Since the disease is considered as an auto-immune disease, it is not easy to define who is going to get alopecia. However, experts believe that alopecia affects those with close family members also suffering from the hair loss problem. Although stress level is also one of the culprits to blame, genetics is researched to hold a higher possibility of causing alopecia. This hair loss problem affects children, teenagers, and adults.
Causes of alopecia
Genetics play an important role in alopecia development within individuals, yet some other risk factors might also trigger its occurrence. Alopecia or hair loss might be simply triggered by over-processing of the hair or too-tight hairstyles which pull the hair. In teens, androgenetic alopecia is more common, since it is caused by hormone boost, which is dominant during puberty. Diseases such as diabetes and lupus are also known to trigger bald patches occurring mainly on the scalp, known as alopecia aerate.
Is alopecia permanent?
Alopecia in many cases, occurs suddenly and causes hairless patches which arises concerns. Some people even develop this skin disorder into the more severe ones, alopecia totalis, where the hairless patches develop into fully bald scalp, or alopecia universalis, where the patients lose the hair all over the body. Alopecia aerata is the first stage in which patients experience sudden hair fall in an unusual amount, causing several bald patches or patches with thinning hair on the scalp. The disease develops without any pain or itching, but may occur as some concerning symptoms in sufferers’ nails. Fingernails or toenails with tiny pits and less-shiny appearances might be the sign of initial alopecia aerata.
According to the experts, alopecia aerata tends to be impermanent, meaning that people with bald patches on the scalp might experience hair re-growth within a certain period of time. Although this type of alopecia cannot be fully cured, it is treatable. It is almost impossible to cure alopecia, and those suffering from this hair loss problem are going to experience re-occurred bald patches. However, some initial treatments which are done regularly and persistently will be able to improve the condition.
Quite differently, alopecia aerata which has developed into alopecia totalis might be more permanent. It means, people with this hair loss problem might find it is uneasy for the hair to re-grow, although some patients undergoing specific medical treatments find the hair re-grows although it gets thinner and whispy.

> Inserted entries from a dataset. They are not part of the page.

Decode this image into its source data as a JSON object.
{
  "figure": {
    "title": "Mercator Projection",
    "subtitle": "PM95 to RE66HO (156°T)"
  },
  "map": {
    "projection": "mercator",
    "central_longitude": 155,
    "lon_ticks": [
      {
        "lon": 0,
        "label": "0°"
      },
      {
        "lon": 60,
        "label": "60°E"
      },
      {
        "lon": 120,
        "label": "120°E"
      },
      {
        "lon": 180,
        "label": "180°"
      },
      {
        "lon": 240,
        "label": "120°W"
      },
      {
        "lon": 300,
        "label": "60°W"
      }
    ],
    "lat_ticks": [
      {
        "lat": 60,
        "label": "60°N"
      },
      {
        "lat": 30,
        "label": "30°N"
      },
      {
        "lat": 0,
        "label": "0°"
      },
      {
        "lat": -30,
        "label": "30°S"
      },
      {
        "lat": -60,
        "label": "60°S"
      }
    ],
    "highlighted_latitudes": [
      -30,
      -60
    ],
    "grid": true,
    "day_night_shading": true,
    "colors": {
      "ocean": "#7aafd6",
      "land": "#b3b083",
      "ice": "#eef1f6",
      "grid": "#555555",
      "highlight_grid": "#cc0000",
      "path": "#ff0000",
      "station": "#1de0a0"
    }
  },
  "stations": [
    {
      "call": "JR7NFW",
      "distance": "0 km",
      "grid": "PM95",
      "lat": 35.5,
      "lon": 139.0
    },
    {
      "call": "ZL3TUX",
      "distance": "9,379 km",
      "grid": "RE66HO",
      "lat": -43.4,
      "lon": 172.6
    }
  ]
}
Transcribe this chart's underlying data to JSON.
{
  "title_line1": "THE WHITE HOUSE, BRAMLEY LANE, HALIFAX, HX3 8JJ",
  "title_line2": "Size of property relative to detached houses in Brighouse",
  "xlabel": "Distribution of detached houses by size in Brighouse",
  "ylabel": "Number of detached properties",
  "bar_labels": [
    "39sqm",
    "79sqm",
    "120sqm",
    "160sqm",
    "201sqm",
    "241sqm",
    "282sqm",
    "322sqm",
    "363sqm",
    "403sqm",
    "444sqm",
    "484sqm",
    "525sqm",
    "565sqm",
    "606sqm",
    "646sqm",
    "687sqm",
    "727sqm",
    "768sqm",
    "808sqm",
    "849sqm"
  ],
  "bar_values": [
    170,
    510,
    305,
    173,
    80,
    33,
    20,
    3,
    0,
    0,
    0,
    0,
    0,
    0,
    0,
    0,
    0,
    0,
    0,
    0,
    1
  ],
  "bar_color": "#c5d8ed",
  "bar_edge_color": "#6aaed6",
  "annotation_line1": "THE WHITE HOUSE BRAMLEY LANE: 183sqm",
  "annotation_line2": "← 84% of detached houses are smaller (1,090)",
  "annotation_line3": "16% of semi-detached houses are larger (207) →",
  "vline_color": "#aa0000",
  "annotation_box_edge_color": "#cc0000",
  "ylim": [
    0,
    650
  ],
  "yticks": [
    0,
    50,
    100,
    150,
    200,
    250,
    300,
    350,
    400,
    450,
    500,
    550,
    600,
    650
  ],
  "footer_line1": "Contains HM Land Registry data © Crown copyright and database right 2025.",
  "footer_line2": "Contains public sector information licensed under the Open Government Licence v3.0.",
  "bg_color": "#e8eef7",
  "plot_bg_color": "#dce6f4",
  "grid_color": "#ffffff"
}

When alopecia has developed into its next step, causing alopecia universalis, where the hair loss affect the body area instead of merely the scalp, it might permanent. Many patients experience only little chance for the hair to re-grow within this stage of alopecia. However, whether or not alopecia will take its next step really depends on an individual’s genes, which is not easy to determine.
Another kind of alopecia is the androgenetic alopecia, which affects both men and women. Androgenetic alopecia commonly occurs during a person’s early teens and the risk increases with age. In women, this type of alopecia can also occur after menopause, in which the androgenic hormones level elevates. There are some risk factors which are researched to cause androgenetic alopecia. In men, these risk factors include the coronary diseases and prostate enlargement, which causes hair thinning on the crown of the head. Since this type of alopecia is hormone driven, the chance of being permanent is higher than the alopecia aerata. People with certain hormone states, and especially those developing certain health problems are more susceptible to androgenetic alopecia. It is not easy for the hair to grow back with someone suffering from this type of hair loss. Hence, the hair thinning on the crown of the head in men tend to last permanently. It is nearly impossible to restore the fallen hair on this area. Eventually, this baldness develops into full baldness of the head, which is experienced by more than 50 percent of men over age of 50.